All of this happens on your phone. We never send your passwords anywhere, encrypted or not. The only data we store securely is the breach status of the accounts we find, stored in iOS SecureStore or Android EncryptedSharedPreferences. No plain text. No syncing to the cloud. Just your device, on your terms.

What the audit actually tells you

When the scan finishes, you get a breakdown: which accounts have appeared in public breaches, which ones share a password with another account, which ones use patterns that are too simple. Each finding comes with a one-tap link that takes you directly to the app or website where you can change that password.

We also flag credentials that are just old. If you haven't updated a password in over a year, the check will surface it. That's not because we're paranoid. It's because time-based password rotation, though often dismissed by security experts, does catch people who've had their credentials compromised in breaches that took months to surface.

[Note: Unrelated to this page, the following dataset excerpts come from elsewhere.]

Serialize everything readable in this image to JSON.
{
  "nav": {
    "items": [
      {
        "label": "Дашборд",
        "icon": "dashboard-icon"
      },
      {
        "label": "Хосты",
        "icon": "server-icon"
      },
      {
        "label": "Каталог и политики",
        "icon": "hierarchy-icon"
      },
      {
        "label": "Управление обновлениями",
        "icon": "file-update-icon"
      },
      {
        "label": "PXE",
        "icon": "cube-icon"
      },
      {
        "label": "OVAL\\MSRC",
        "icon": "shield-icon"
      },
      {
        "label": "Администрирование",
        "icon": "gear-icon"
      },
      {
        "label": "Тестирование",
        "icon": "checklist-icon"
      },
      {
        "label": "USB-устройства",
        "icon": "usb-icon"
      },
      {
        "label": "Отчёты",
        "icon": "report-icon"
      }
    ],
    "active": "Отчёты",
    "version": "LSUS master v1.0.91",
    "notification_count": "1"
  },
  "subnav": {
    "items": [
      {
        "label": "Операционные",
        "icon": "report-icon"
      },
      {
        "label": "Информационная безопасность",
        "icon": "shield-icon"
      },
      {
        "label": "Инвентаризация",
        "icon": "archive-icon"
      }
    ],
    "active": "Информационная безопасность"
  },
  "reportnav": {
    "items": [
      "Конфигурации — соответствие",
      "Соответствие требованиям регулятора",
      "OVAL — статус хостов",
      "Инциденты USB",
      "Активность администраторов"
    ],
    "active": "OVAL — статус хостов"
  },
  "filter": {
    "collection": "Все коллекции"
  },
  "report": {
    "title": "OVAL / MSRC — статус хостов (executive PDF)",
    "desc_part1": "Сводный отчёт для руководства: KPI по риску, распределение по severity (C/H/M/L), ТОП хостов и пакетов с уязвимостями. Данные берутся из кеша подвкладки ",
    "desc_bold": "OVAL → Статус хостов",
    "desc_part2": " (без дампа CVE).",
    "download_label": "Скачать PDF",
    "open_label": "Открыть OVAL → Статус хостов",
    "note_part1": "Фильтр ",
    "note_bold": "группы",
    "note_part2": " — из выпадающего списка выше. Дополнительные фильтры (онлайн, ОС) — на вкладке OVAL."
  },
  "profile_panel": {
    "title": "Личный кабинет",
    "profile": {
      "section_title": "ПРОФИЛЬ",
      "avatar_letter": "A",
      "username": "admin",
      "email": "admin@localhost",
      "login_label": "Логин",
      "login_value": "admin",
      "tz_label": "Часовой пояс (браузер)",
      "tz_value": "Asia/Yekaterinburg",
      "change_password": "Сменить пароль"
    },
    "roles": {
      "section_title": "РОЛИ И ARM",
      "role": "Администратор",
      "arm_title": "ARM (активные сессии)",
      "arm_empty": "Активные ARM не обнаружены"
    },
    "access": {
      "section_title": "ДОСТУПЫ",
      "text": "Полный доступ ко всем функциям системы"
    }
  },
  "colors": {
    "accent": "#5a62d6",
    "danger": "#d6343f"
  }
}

The whole thing takes seconds. No questionnaire. No waiting for a server response. Your device does the work, reports back what it found, and shows you exactly what to fix.

Why we didn't build a password manager instead

We get asked this a lot. Password managers are valuable. They're also saturated. There are dozens of good ones, and they're doing their job well. ARK was never meant to replace them. We built it to be the honest broker in your security life, the thing that looks across everything on your phone and tells you where the real gaps are.

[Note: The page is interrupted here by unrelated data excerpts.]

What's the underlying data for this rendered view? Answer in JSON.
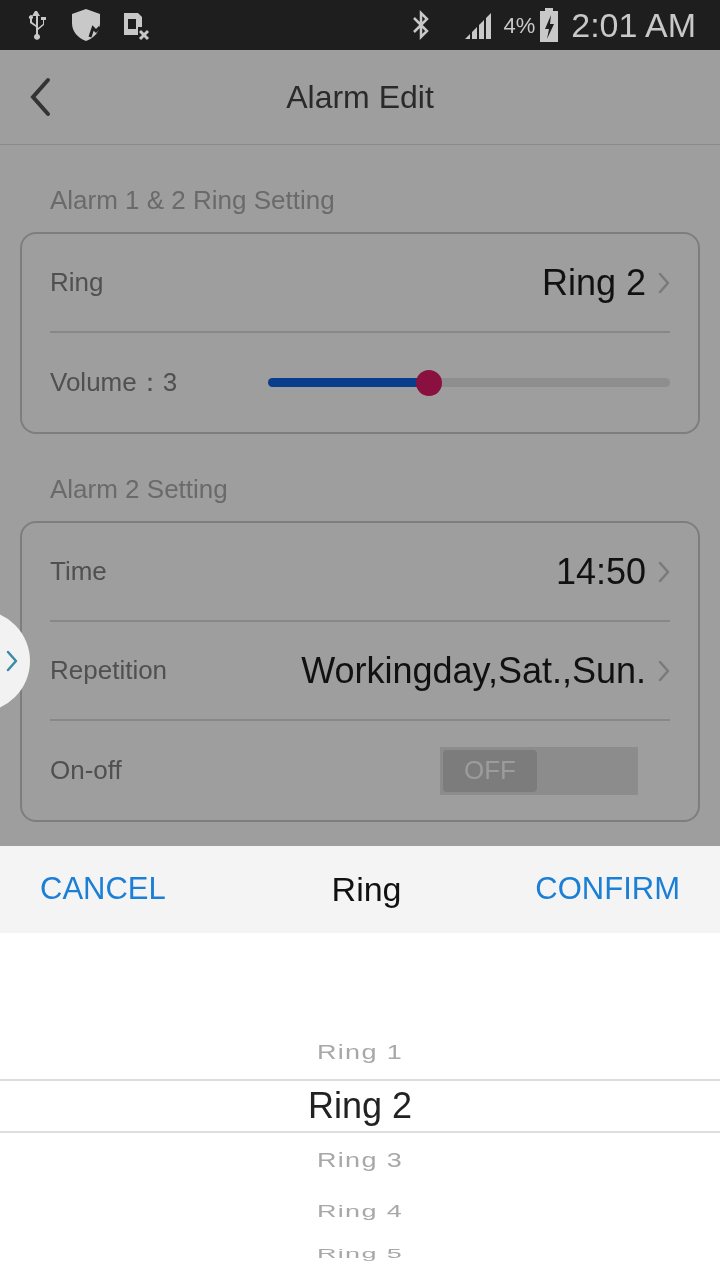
{
  "status_bar": {
    "battery": "4%",
    "time": "2:01 AM"
  },
  "header": {
    "title": "Alarm Edit"
  },
  "sections": [
    {
      "title": "Alarm 1 & 2 Ring Setting",
      "rows": [
        {
          "kind": "link",
          "label": "Ring",
          "value": "Ring 2"
        },
        {
          "kind": "slider",
          "label": "Volume：3",
          "level": 0.4
        }
      ]
    },
    {
      "title": "Alarm 2 Setting",
      "rows": [
        {
          "kind": "link",
          "label": "Time",
          "value": "14:50"
        },
        {
          "kind": "link",
          "label": "Repetition",
          "value": "Workingday,Sat.,Sun."
        },
        {
          "kind": "toggle",
          "label": "On-off",
          "on": false,
          "state_text": "OFF"
        }
      ]
    }
  ],
  "sheet": {
    "cancel": "CANCEL",
    "title": "Ring",
    "confirm": "CONFIRM",
    "options": [
      {
        "label": "Ring 1",
        "selected": false
      },
      {
        "label": "Ring 2",
        "selected": true
      },
      {
        "label": "Ring 3",
        "selected": false
      },
      {
        "label": "Ring 4",
        "selected": false
      },
      {
        "label": "Ring 5",
        "selected": false
      }
    ]
  }
}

A password health check fits that mission. It works alongside whatever password strategy you already have, whether that's a manager, a notebook, muscle memory, or pure chaos. It doesn't judge. It just audits and suggests.

The privacy-first approach matters here too. We don't need to store your passwords to be useful. We don't need to sync them across devices or hold them hostage behind a subscription to make money. We can be genuinely helpful without being invasive, which is increasingly rare in security software.

What we learned from launch week

When we first rolled out the password health check in Shield, we expected the breach detection to dominate. People would find out they'd been compromised, panic, and change their passwords. That did happen. But what surprised us was how many users started paying attention to password reuse. They'd see that they'd used the same four variations across thirty accounts, and suddenly the abstract idea of "unique passwords" became concrete.

One user told us they'd spent two hours after the scan just systematically going through their accounts, changing duplicates. They didn't blame us for forcing them to do it. They thanked us for making the problem visible. That matters. Security tools often make people feel stupid or overwhelmed. A good audit just shows you what's true and trusts you to act.